After fifty years of progress and the advent of gay marriage, statistics on the well-being of gay men are as grim as ever. Rates of suicide, alcoholism, and drug abuse have not budged. Anxiety, depression, loneliness, and poor health are just as widespread. Studies have shown that gay men who live in urban gay communities actually are worse off, not better.
The utopia promised by gay marriage has not materialized. Gay men seem to have run out of ideas for future progress. There is little acknowledgment of the fact that something remains badly wrong. Nor is there a diagnosis of what is wrong.
This book proposes that the diagnosis is obvious if we look at the origins of male sexuality and how it was expressed in other cultures. The anti-sex Puritan system in which we are now immersed is relatively recent in human history. Yet in less than 2, 000 years, knowledge of how other cultures lived and loved has been systematically wiped out. The forms of male sexuality were remarkably similar from culture to culture. But starting with the early Europeans in the last years of Rome and continuing around the globe as Europeans colonized the continents, natural male sexualities have been cruelly repressed and then obliviated. We are all Puritans now.
The greatest taboo of all in male sexuality remains unchallenged and is still heavily enforced. That is the taboo of male-male sex, which until 2003 was still a crime. This book argues that the plight of gay men is only a piece of a much larger catastrophe — the Puritanical repression of the sexualities of all men, in an attempt to harness the enormous power of male sexuality for social purposes in the name of moral progress, with promises of greater glories to be found in heaven. The damage that Puritanism caused to human beings and to stable social systems was never noticed. In fact the damage and misery were regarded as good. It was seen as payback to the devil.

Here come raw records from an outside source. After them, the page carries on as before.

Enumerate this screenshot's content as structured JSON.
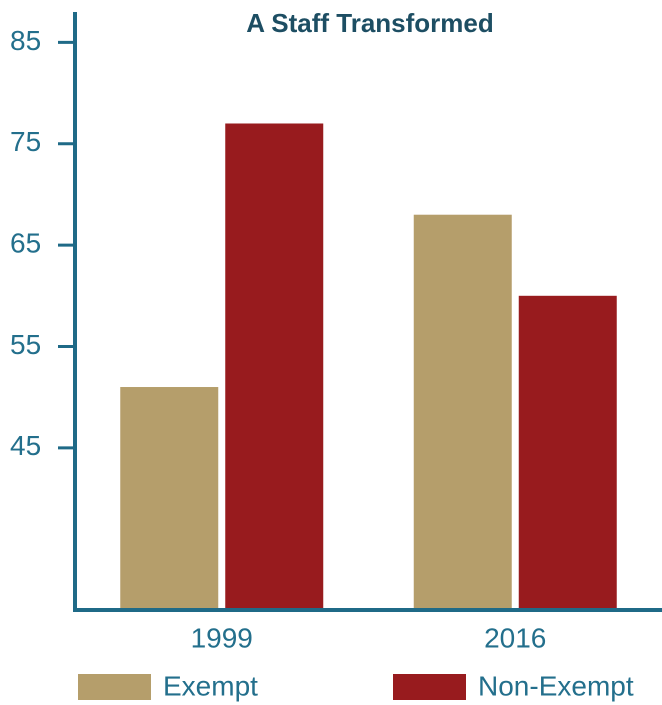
{
  "chart_data": {
    "type": "bar",
    "title": "A Staff Transformed",
    "categories": [
      "1999",
      "2016"
    ],
    "series": [
      {
        "name": "Exempt",
        "color": "#b59e6b",
        "values": [
          51,
          68
        ]
      },
      {
        "name": "Non-Exempt",
        "color": "#981b1e",
        "values": [
          77,
          60
        ]
      }
    ],
    "ylim": [
      29,
      88
    ],
    "yticks": [
      45,
      55,
      65,
      75,
      85
    ],
    "grid": false,
    "legend": "bottom"
  }
}
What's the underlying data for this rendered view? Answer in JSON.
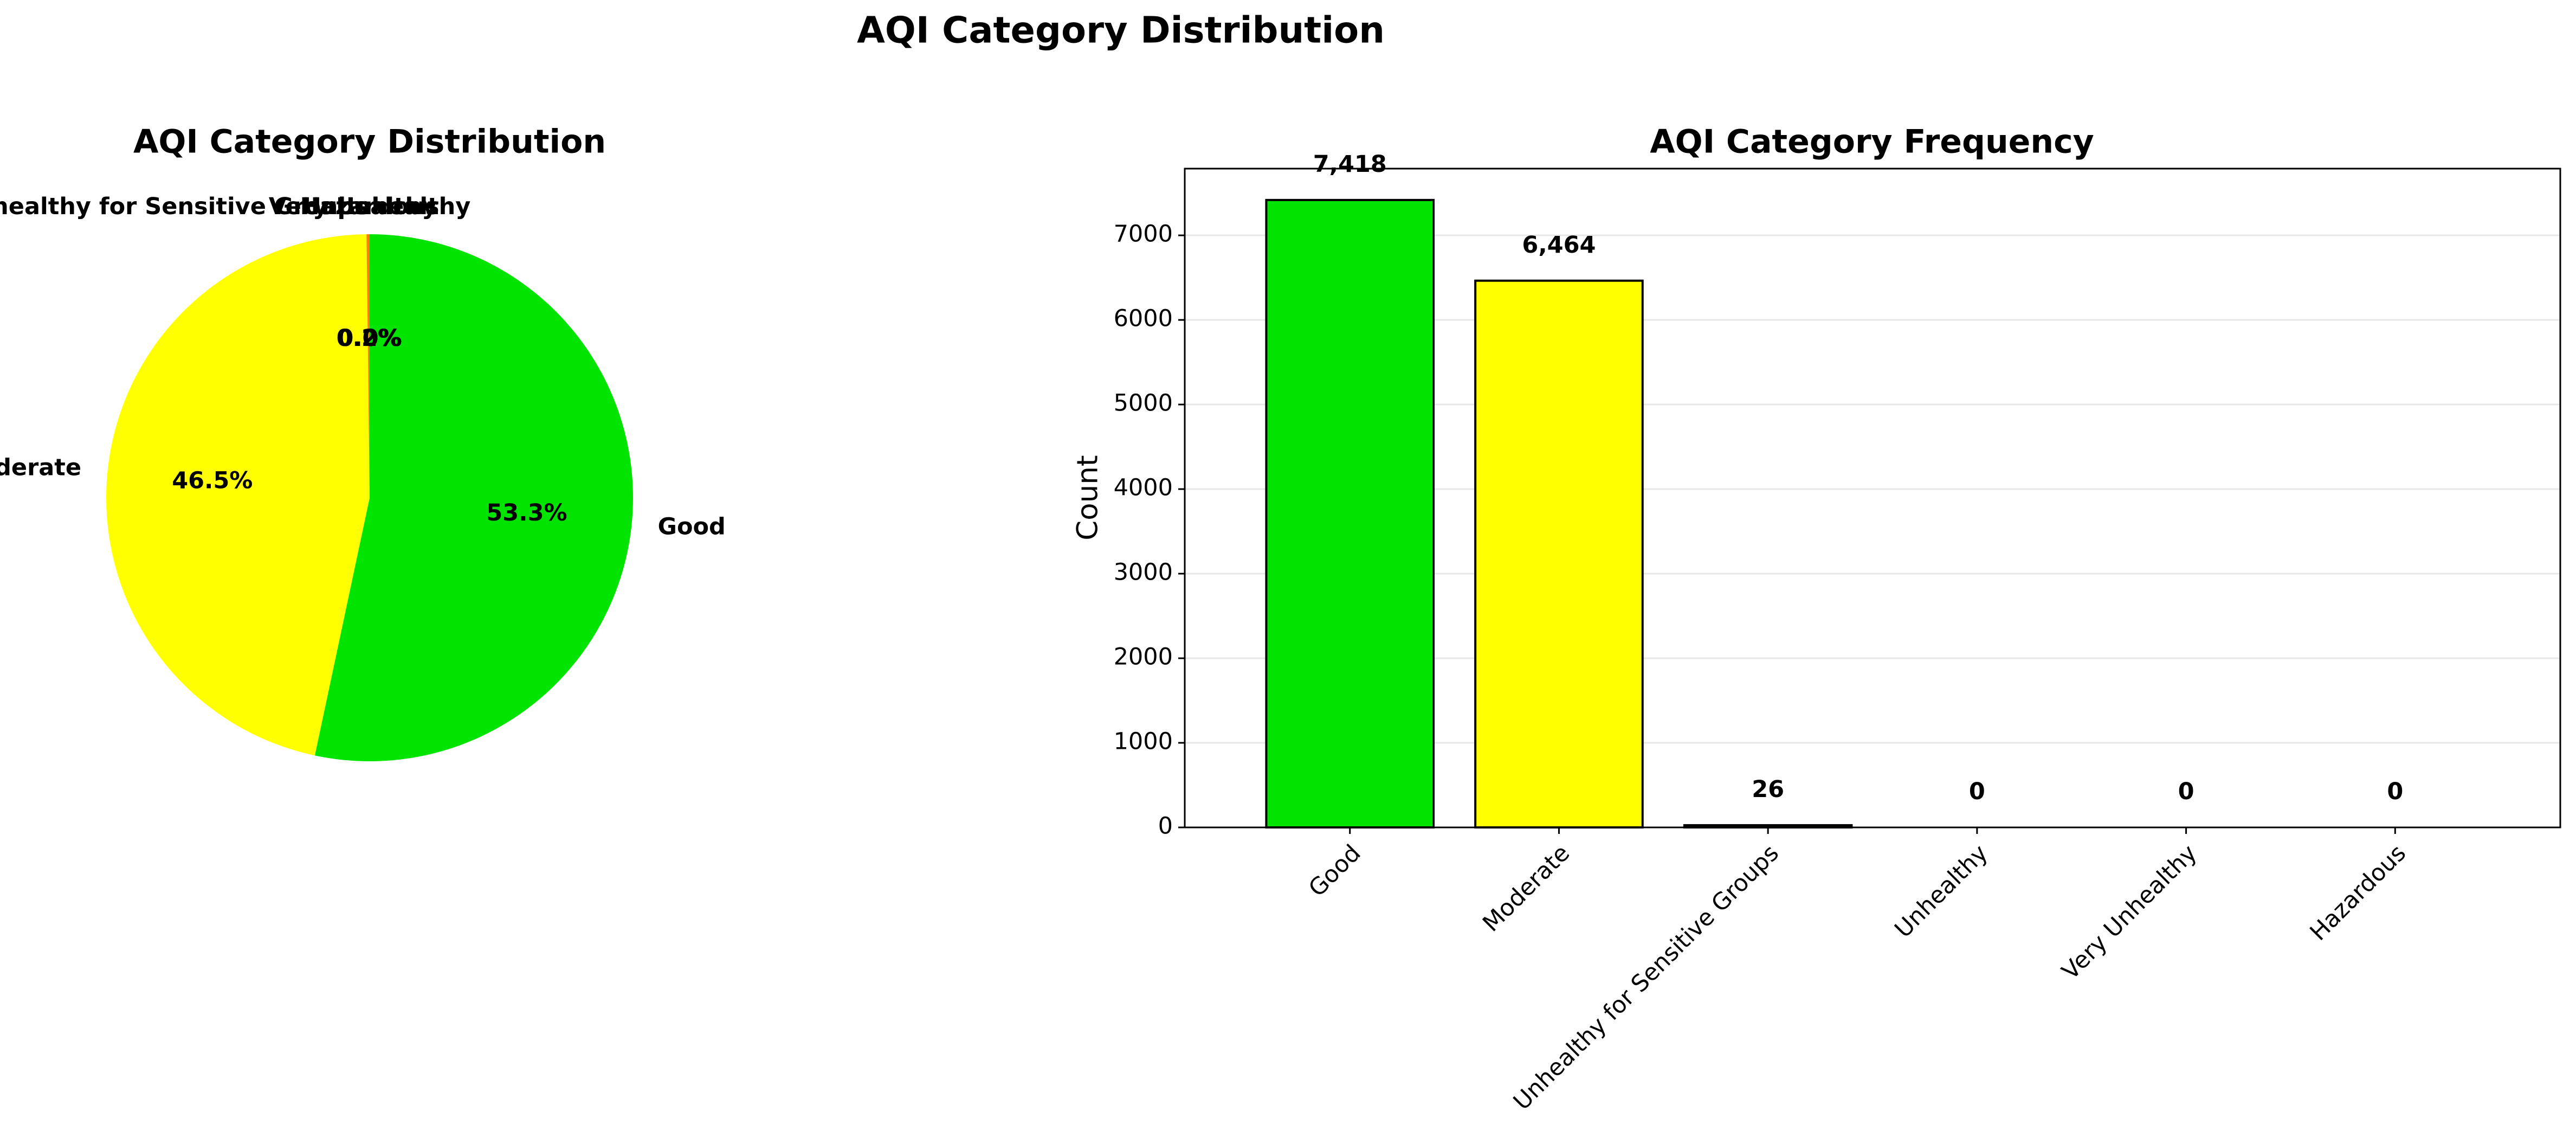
{
  "figure": {
    "suptitle": "AQI Category Distribution"
  },
  "colors": {
    "Good": "#00e400",
    "Moderate": "#ffff00",
    "Unhealthy for Sensitive Groups": "#ff7e00",
    "Unhealthy": "#ff0000",
    "Very Unhealthy": "#8f3f97",
    "Hazardous": "#7e0023"
  },
  "chart_data": [
    {
      "type": "pie",
      "title": "AQI Category Distribution",
      "labels": [
        "Good",
        "Moderate",
        "Unhealthy for Sensitive Groups",
        "Unhealthy",
        "Very Unhealthy",
        "Hazardous"
      ],
      "values": [
        7418,
        6464,
        26,
        0,
        0,
        0
      ],
      "percent_labels": [
        "53.3%",
        "46.5%",
        "0.2%",
        "0.0%",
        "0.0%",
        "0.0%"
      ],
      "start_angle_deg": 90,
      "direction": "clockwise"
    },
    {
      "type": "bar",
      "title": "AQI Category Frequency",
      "xlabel": "",
      "ylabel": "Count",
      "categories": [
        "Good",
        "Moderate",
        "Unhealthy for Sensitive Groups",
        "Unhealthy",
        "Very Unhealthy",
        "Hazardous"
      ],
      "values": [
        7418,
        6464,
        26,
        0,
        0,
        0
      ],
      "value_labels": [
        "7,418",
        "6,464",
        "26",
        "0",
        "0",
        "0"
      ],
      "ylim": [
        0,
        7788.9
      ],
      "yticks": [
        0,
        1000,
        2000,
        3000,
        4000,
        5000,
        6000,
        7000
      ],
      "ytick_labels": [
        "0",
        "1000",
        "2000",
        "3000",
        "4000",
        "5000",
        "6000",
        "7000"
      ],
      "grid": "y",
      "xtick_rotation_deg": 45
    }
  ]
}
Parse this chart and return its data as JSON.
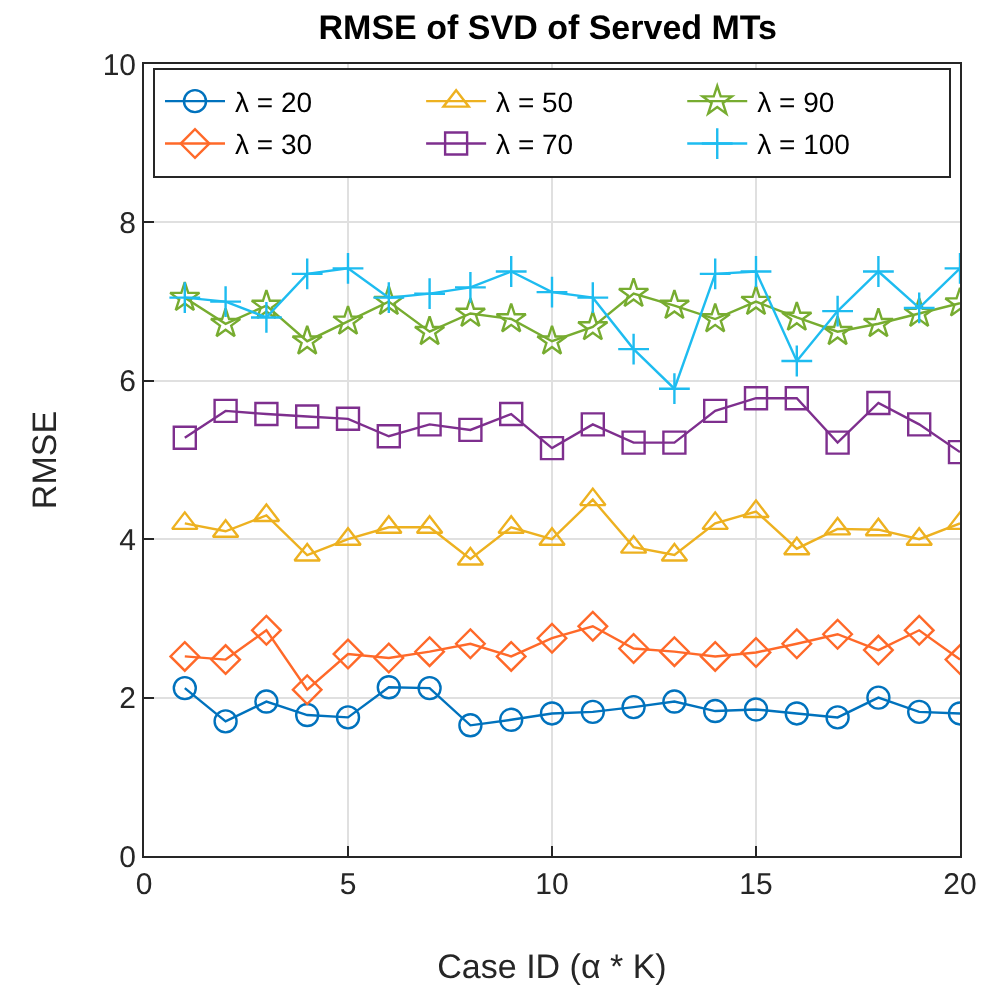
{
  "chart_data": {
    "type": "line",
    "title": "RMSE of SVD of Served MTs",
    "xlabel": "Case ID (α * K)",
    "ylabel": "RMSE",
    "x": [
      1,
      2,
      3,
      4,
      5,
      6,
      7,
      8,
      9,
      10,
      11,
      12,
      13,
      14,
      15,
      16,
      17,
      18,
      19,
      20
    ],
    "xlim": [
      0,
      20
    ],
    "xticks": [
      0,
      5,
      10,
      15,
      20
    ],
    "ylim": [
      0,
      10
    ],
    "yticks": [
      0,
      2,
      4,
      6,
      8,
      10
    ],
    "grid": true,
    "legend": "top",
    "line_style": "solid",
    "series": [
      {
        "name": "λ = 20",
        "color": "#0072bd",
        "marker": "circle",
        "values": [
          2.12,
          1.7,
          1.95,
          1.78,
          1.75,
          2.13,
          2.12,
          1.65,
          1.72,
          1.8,
          1.82,
          1.88,
          1.95,
          1.83,
          1.85,
          1.8,
          1.75,
          2.0,
          1.82,
          1.8
        ]
      },
      {
        "name": "λ = 50",
        "color": "#edb120",
        "marker": "triangle",
        "values": [
          4.2,
          4.1,
          4.3,
          3.8,
          4.0,
          4.15,
          4.15,
          3.75,
          4.15,
          4.0,
          4.5,
          3.9,
          3.8,
          4.2,
          4.35,
          3.88,
          4.13,
          4.12,
          4.0,
          4.2
        ]
      },
      {
        "name": "λ = 90",
        "color": "#77ac30",
        "marker": "star",
        "values": [
          7.05,
          6.72,
          6.95,
          6.5,
          6.75,
          7.0,
          6.62,
          6.85,
          6.78,
          6.5,
          6.68,
          7.1,
          6.95,
          6.78,
          7.0,
          6.8,
          6.62,
          6.72,
          6.85,
          6.98
        ]
      },
      {
        "name": "λ = 30",
        "color": "#ff6929",
        "marker": "diamond",
        "values": [
          2.52,
          2.48,
          2.85,
          2.1,
          2.55,
          2.5,
          2.58,
          2.68,
          2.52,
          2.75,
          2.9,
          2.62,
          2.58,
          2.52,
          2.57,
          2.68,
          2.8,
          2.6,
          2.85,
          2.48
        ]
      },
      {
        "name": "λ = 70",
        "color": "#7e2f8e",
        "marker": "square",
        "values": [
          5.28,
          5.62,
          5.58,
          5.55,
          5.52,
          5.3,
          5.45,
          5.38,
          5.58,
          5.15,
          5.45,
          5.22,
          5.22,
          5.62,
          5.78,
          5.78,
          5.22,
          5.72,
          5.45,
          5.1
        ]
      },
      {
        "name": "λ = 100",
        "color": "#1ebcf0",
        "marker": "cross",
        "values": [
          7.05,
          7.0,
          6.8,
          7.35,
          7.42,
          7.05,
          7.1,
          7.18,
          7.38,
          7.12,
          7.05,
          6.4,
          5.9,
          7.35,
          7.38,
          6.25,
          6.88,
          7.38,
          6.92,
          7.42
        ]
      }
    ]
  }
}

This book is not arguing for something new, untested, unknown, and radical. Rather, the challenge is to return to something very old — the joy of male-male sex — which took similar forms in most of the cultures that we have knowledge of. In such worlds, it was understood that some men are more masculine than others, that some men are gayer than others, and that heterosexuality and homosexuality are complementary and of equal value. And those old worlds were worlds in which every gay man was able to take for granted what to us today is the impossible dream — sex with a straight best friend.